Onderzoek naar hulpverlening jongeren van 18 tot 23 jaar
22-06-2016
•
leestijd 3 minuten
•
279 keer bekeken
•
In een brief aan de Tweede Kamer meldt staatssecretaris Van Rijn (Volksgezondheid) dat er onderzoek wordt uitgevoerd naar de hulpverlening aan de groep jongeren van 18 tot 23 met een (licht verstandelijke) beperking. Tweede Kamerlid mevrouw Keijzer heeft naar aanleiding van een uitzending van Zembla 'Losgelaten, losgeslagen' over jongeren die rond hun 18de verjaardag de hulpverlening de rug toekeren, gevraagd om een overzicht en analyse van het juridisch instrumentarium om voor deze jongeren hulpverlening te verplichten.
Onderzoek
In opdracht van het Wetenschappelijk Onderzoek- en Documentatiecentrum (WODC) wordt hiernaar onderzoek uitgevoerd. De hoofdvragen zijn: wat zijn de juridische instrumenten voor (gedwongen) hulp aan meerderjarige risicojongeren (18-23 jaar) in hoeverre worden deze instrumenten toegepast en is er op grond daarvan aanleiding tot aanpassingen? Hierbij komt de vraag aan de orde in hoeverre het bestaande wettelijk instrumentarium in de praktijk functioneert en of het toereikend is. De uitkomsten komen deze zomer beschikbaar.
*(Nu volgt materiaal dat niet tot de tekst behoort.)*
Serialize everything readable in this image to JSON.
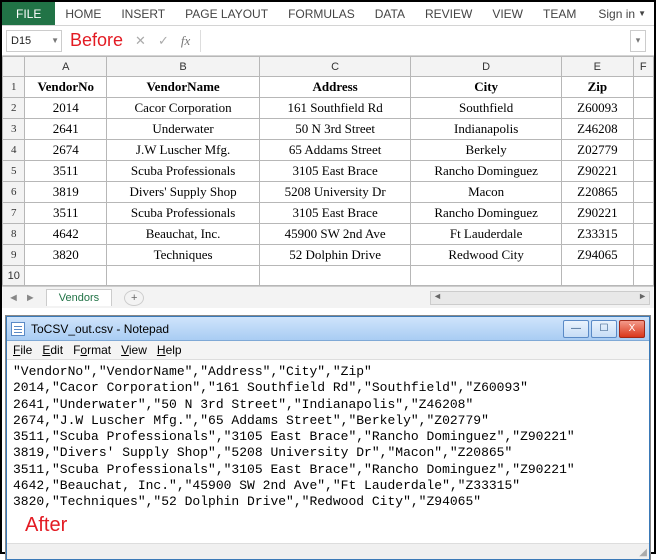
{
  "ribbon": {
    "file": "FILE",
    "tabs": [
      "HOME",
      "INSERT",
      "PAGE LAYOUT",
      "FORMULAS",
      "DATA",
      "REVIEW",
      "VIEW",
      "TEAM"
    ],
    "signin": "Sign in"
  },
  "formula_bar": {
    "cell_ref": "D15",
    "before_label": "Before",
    "fx_label": "fx"
  },
  "grid": {
    "col_letters": [
      "A",
      "B",
      "C",
      "D",
      "E",
      "F"
    ],
    "row_numbers": [
      "1",
      "2",
      "3",
      "4",
      "5",
      "6",
      "7",
      "8",
      "9",
      "10"
    ],
    "headers": [
      "VendorNo",
      "VendorName",
      "Address",
      "City",
      "Zip"
    ],
    "rows": [
      [
        "2014",
        "Cacor Corporation",
        "161 Southfield Rd",
        "Southfield",
        "Z60093"
      ],
      [
        "2641",
        "Underwater",
        "50 N 3rd Street",
        "Indianapolis",
        "Z46208"
      ],
      [
        "2674",
        "J.W Luscher Mfg.",
        "65 Addams Street",
        "Berkely",
        "Z02779"
      ],
      [
        "3511",
        "Scuba Professionals",
        "3105 East Brace",
        "Rancho Dominguez",
        "Z90221"
      ],
      [
        "3819",
        "Divers' Supply Shop",
        "5208 University Dr",
        "Macon",
        "Z20865"
      ],
      [
        "3511",
        "Scuba Professionals",
        "3105 East Brace",
        "Rancho Dominguez",
        "Z90221"
      ],
      [
        "4642",
        "Beauchat, Inc.",
        "45900 SW 2nd Ave",
        "Ft Lauderdale",
        "Z33315"
      ],
      [
        "3820",
        "Techniques",
        "52 Dolphin Drive",
        "Redwood City",
        "Z94065"
      ]
    ]
  },
  "sheet_tab": {
    "name": "Vendors",
    "add": "+"
  },
  "notepad": {
    "title": "ToCSV_out.csv - Notepad",
    "menu": {
      "file": "File",
      "edit": "Edit",
      "format": "Format",
      "view": "View",
      "help": "Help"
    },
    "content": "\"VendorNo\",\"VendorName\",\"Address\",\"City\",\"Zip\"\n2014,\"Cacor Corporation\",\"161 Southfield Rd\",\"Southfield\",\"Z60093\"\n2641,\"Underwater\",\"50 N 3rd Street\",\"Indianapolis\",\"Z46208\"\n2674,\"J.W Luscher Mfg.\",\"65 Addams Street\",\"Berkely\",\"Z02779\"\n3511,\"Scuba Professionals\",\"3105 East Brace\",\"Rancho Dominguez\",\"Z90221\"\n3819,\"Divers' Supply Shop\",\"5208 University Dr\",\"Macon\",\"Z20865\"\n3511,\"Scuba Professionals\",\"3105 East Brace\",\"Rancho Dominguez\",\"Z90221\"\n4642,\"Beauchat, Inc.\",\"45900 SW 2nd Ave\",\"Ft Lauderdale\",\"Z33315\"\n3820,\"Techniques\",\"52 Dolphin Drive\",\"Redwood City\",\"Z94065\"",
    "after_label": "After",
    "buttons": {
      "min": "—",
      "max": "☐",
      "close": "X"
    }
  }
}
De Tweede Kamerleden Dik-Faber en Voordewind hebben een motie ingediend waarin de regering wordt gevraagd onderzoek te doen naar de inhoudelijke aansluiting tussen de verschillende wetgeving waar de groep jongeren van 18 tot 23 met een beperking mee te maken heeft. Het onderzoek naar deze inhoudelijke aansluiting zal deze zomer van start gaan.
Juridisch instrumentarium
De Jeugdwet gaat ervan uit dat jongeren vanaf 18 jaar volwassen zijn. Kinderbeschermingsmaatregelen vervallen vanaf dat moment. Hierop is één uitzondering: artikel 6.1.2 lid 4 bepaalt dat onder omstandigheden de rechter een machtiging kan verlenen voor een plaatsing in een gesloten accommodatie voor een jongere die 18 jaar is. Het huidige wettelijke kader (Burgerlijk Wetboek) voorziet in instrumenten om bescherming te bieden aan volwassenen die niet in staat zijn om hun eigen belangen goed te behartigen of voor zichzelf te zorgen. Deze instrumenten zijn: onder bewindstelling, mentorschap en curatele. De kantonrechter beslist of deze maatregelen worden opgelegd. De maatregelen kunnen ingaan vanaf het 18
e
levensjaar. Met deze beschermingsmaatregelen voor meerderjarigen kunnen jongvolwassenen die te maken hadden met jeugdhulp voordat zij achttien jaar oud werden, niet worden gedwongen om hulp te aanvaarden of aanwijzingen op te volgen. Ook kunnen jongvolwassenen met deze maatregelen niet gedwongen worden om in een residentiële instelling te verblijven.
Gedwongen opname
Een gedwongen verblijf in een residentiële instelling is mogelijk op grond van de Wet bijzondere opnemingen in psychiatrische ziekenhuizen (Wet Bopz). Met de nieuwe wetsvoorstel WvGGZ en Wet Zorg en Dwang heeft het kabinet voorstellen ingediend om meer zorg op maat te kunnen bieden, desnoods gedwongen, ook aan (licht) verstandelijk beperkten. Ten opzichte van de Bopz zijn de interventiemogelijkheden ruimer: zo kan gedwongen zorg ook bestaan uit het opleggen van beperkingen in de vrijheid om het leven naar eigen inzicht in te richten, en waardoor iemand iets moet doen of nalaten. Daarnaast wordt onder het criterium ‘ernstig nadeel’ in de nieuwe wetgeving, anders dan in de Bopz ook begrepen dat de veiligheid van de cliënt in gevaar komt, al dan niet doordat hij onder invloed van een ander raakt. Die laatste toevoeging is nieuw ten opzichte van de Wet Bopz en is met name opgenomen vanwege mensen met een (lichte) verstandelijke beperking, omdat zij niet altijd in staat zijn weerstand te bieden aan invloeden van buitenaf waar dat wel wenselijk zou zijn.